La mauvaise réputation des Îles Caïmans est telles qu’elles font l’objet de faux scandales de corruption. C’est le cas du « dossier Caïman » au Brésil, un ensemble de faux documents réunis pour déstabiliser le parti au pouvoir lors des élections présidentielles de 1998. Le succès du mensonge est tel que la justice brésilienne met plus de treize ans à le démentir.
Un début de lutte internationale contre les paradis fiscaux
D’après l’OCDE, un paradis fiscal est un territoire où le secret bancaire est strictement appliqué, les taxes faibles, la création d’entreprises très facile et la coopération judiciaire et fiscale avec les autres États faible, voire inexistante. En 2017, l’Union Européenne créé une liste noire commune des paradis fiscaux afin de lutter contre l’évasion, qui, selon l’OXFAM, coûte plus de 35 milliards d’euros aux coffres de la France, de l’Espagne, de l’Italie et de l’Angleterre, soit presque 18% des dépenses de santé de l’état français en 2018.

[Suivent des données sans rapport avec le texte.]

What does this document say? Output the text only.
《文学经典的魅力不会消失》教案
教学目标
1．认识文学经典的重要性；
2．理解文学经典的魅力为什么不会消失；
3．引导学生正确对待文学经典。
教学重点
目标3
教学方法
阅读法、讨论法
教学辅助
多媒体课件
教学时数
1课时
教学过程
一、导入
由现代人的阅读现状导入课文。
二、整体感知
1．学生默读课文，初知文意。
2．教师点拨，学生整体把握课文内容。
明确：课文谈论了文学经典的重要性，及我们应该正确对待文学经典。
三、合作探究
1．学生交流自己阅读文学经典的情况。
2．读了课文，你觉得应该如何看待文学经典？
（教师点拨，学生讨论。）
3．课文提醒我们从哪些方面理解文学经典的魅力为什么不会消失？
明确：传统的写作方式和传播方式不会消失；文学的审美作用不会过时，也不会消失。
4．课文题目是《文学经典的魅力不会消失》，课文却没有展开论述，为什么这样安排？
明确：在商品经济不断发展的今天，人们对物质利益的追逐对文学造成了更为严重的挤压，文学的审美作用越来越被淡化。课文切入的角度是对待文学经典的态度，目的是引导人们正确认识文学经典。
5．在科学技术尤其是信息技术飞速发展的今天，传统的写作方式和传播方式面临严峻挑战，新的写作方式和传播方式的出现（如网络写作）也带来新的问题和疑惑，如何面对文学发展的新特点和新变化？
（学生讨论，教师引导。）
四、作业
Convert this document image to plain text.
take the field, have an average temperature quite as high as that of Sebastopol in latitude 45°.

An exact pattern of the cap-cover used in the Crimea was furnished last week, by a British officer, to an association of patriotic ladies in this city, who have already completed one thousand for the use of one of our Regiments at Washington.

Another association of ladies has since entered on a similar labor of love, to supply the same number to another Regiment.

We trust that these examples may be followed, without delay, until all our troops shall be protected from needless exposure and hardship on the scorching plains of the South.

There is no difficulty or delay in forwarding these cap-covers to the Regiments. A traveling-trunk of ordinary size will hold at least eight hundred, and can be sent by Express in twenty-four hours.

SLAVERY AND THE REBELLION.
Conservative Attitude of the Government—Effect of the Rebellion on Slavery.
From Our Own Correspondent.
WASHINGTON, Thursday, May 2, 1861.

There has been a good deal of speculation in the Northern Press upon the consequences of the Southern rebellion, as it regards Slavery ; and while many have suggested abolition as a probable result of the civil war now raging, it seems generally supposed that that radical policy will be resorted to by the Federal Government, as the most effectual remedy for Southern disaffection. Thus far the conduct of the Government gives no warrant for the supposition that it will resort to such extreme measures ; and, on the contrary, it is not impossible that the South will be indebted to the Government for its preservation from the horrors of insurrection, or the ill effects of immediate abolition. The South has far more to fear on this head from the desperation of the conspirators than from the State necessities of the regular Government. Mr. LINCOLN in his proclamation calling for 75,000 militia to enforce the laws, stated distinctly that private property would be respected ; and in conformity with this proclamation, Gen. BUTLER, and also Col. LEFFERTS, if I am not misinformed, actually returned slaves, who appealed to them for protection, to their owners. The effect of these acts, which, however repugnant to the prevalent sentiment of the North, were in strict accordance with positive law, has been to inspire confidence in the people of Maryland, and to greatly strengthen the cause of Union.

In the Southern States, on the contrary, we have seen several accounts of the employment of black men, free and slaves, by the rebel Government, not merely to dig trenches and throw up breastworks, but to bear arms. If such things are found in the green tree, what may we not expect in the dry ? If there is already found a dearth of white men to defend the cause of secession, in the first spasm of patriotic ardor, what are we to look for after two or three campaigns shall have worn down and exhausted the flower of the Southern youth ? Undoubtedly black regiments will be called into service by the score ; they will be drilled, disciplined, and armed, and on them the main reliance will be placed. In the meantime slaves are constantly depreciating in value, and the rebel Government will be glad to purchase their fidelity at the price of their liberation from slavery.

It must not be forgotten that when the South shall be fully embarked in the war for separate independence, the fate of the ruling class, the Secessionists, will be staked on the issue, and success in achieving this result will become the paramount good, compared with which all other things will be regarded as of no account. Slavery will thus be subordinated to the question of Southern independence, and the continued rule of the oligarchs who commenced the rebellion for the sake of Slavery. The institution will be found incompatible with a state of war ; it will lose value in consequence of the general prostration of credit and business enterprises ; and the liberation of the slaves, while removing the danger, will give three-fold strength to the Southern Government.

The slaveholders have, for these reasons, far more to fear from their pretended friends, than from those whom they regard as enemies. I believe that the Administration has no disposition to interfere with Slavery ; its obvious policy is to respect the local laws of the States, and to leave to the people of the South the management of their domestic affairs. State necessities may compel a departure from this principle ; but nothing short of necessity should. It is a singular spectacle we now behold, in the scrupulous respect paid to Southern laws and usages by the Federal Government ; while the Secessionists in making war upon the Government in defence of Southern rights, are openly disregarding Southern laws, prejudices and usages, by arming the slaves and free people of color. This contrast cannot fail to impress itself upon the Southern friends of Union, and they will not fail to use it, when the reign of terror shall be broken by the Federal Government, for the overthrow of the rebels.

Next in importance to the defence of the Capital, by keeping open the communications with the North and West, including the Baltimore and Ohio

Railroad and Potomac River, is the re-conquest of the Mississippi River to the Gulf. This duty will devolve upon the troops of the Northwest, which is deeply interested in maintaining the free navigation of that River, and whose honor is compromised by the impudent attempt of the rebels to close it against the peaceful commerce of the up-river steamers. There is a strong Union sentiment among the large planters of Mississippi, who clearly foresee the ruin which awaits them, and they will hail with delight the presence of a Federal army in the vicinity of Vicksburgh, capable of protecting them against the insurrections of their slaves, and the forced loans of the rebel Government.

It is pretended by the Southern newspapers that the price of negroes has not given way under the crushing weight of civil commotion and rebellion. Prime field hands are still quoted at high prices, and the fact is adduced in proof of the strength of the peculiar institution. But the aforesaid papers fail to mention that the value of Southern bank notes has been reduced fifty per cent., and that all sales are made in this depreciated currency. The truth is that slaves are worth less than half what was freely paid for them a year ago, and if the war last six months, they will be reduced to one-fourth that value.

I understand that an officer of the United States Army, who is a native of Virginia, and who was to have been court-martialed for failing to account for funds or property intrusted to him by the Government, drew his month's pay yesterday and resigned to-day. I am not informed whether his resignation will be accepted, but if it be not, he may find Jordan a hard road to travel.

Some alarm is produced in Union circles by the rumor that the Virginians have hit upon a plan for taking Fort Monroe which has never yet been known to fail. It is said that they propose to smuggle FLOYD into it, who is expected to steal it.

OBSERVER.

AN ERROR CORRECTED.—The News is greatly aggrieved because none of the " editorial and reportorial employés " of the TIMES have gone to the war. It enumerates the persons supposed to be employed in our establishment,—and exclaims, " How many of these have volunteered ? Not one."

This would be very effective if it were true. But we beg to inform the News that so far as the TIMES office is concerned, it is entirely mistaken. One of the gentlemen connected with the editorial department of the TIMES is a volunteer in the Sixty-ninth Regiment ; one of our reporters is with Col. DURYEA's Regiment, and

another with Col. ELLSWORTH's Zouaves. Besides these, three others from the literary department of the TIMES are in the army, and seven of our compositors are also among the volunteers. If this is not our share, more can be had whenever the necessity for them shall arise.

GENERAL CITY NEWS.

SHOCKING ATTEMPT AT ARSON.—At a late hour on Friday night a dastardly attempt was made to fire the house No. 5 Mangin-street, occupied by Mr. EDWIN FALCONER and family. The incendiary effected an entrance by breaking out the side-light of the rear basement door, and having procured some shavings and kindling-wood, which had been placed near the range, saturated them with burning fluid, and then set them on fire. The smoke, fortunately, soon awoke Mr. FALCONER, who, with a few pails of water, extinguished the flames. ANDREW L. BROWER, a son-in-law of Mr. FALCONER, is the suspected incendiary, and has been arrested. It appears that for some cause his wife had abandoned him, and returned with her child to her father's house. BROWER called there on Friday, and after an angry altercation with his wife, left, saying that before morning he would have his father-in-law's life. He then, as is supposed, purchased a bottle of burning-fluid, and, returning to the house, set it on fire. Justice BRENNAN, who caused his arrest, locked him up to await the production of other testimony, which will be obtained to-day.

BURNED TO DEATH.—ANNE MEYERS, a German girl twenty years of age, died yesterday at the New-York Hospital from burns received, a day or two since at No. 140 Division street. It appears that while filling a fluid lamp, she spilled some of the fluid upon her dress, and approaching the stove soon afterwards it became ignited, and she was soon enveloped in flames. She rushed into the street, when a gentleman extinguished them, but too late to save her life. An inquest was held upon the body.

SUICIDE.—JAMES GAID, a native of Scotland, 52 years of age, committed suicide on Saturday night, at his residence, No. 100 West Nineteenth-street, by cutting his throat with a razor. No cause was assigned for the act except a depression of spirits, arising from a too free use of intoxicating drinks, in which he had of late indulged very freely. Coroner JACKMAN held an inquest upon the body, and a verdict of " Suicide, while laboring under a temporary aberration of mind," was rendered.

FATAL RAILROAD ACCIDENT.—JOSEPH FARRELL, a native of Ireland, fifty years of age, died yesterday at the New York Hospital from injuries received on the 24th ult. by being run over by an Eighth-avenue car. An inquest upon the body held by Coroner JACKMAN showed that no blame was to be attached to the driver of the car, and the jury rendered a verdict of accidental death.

La liste noire est composée de 9 territoires, dont les Îles Vierges américaines. De leur côté, les Îles Caïmans figurent seulement dans la liste de surveillance, la liste grise.
Peu importe le score du match, l’évasion continue de l’emporter
Les critères utilisés par l’Union Européenne font l’objet de plusieurs critiques. Comme on peut le voir dans la carte ci-dessus, de nombreux pays blacklistés par d’autres organisations ne sont pas présents dans la liste noire européenne. Et, selon l’Oxfam, si l’UE appliquait ses propres critères à l’intérieur de l’Union, cinq pays européens devraient également y figurer.
De plus, les conséquences de cette liste sont limitées à des sanctions de crédits financiers européens (comme le Fonds européen pour les investissements stratégiques et le Fonds européen pour le développement durable) qui n’intéressent guère les deux territoires. La Commission européenne a proposé de lier la liste à d’autres mesures mais les politiques fiscales communes au sein de l’UE sont votées à l’unanimité, nous pouvons difficilement imaginer un vote du Royaume-Uni contre un territoire qui lui appartient.
Dans ce sens, l’économiste Thomas Piketty critique l’opacité volontaire du système financier mondial dans son livre Le Capital au XXIème Siècle. Une mesure envisageable serait de priver les pays de financements de la Banque mondiale ou du FMI. Cependant, la situation actuelle semble ne déranger ni les Américains ni les Britanniques.
Ce n’est donc pas qu’en matière de ballon rond que les Îles Caïmans sont proches de triompher. Le pays pourrait en effet, dans les temps qui viennent, échapper à la liste grise de l’Union Européenne, sans pour autant durcir ses politiques fiscales.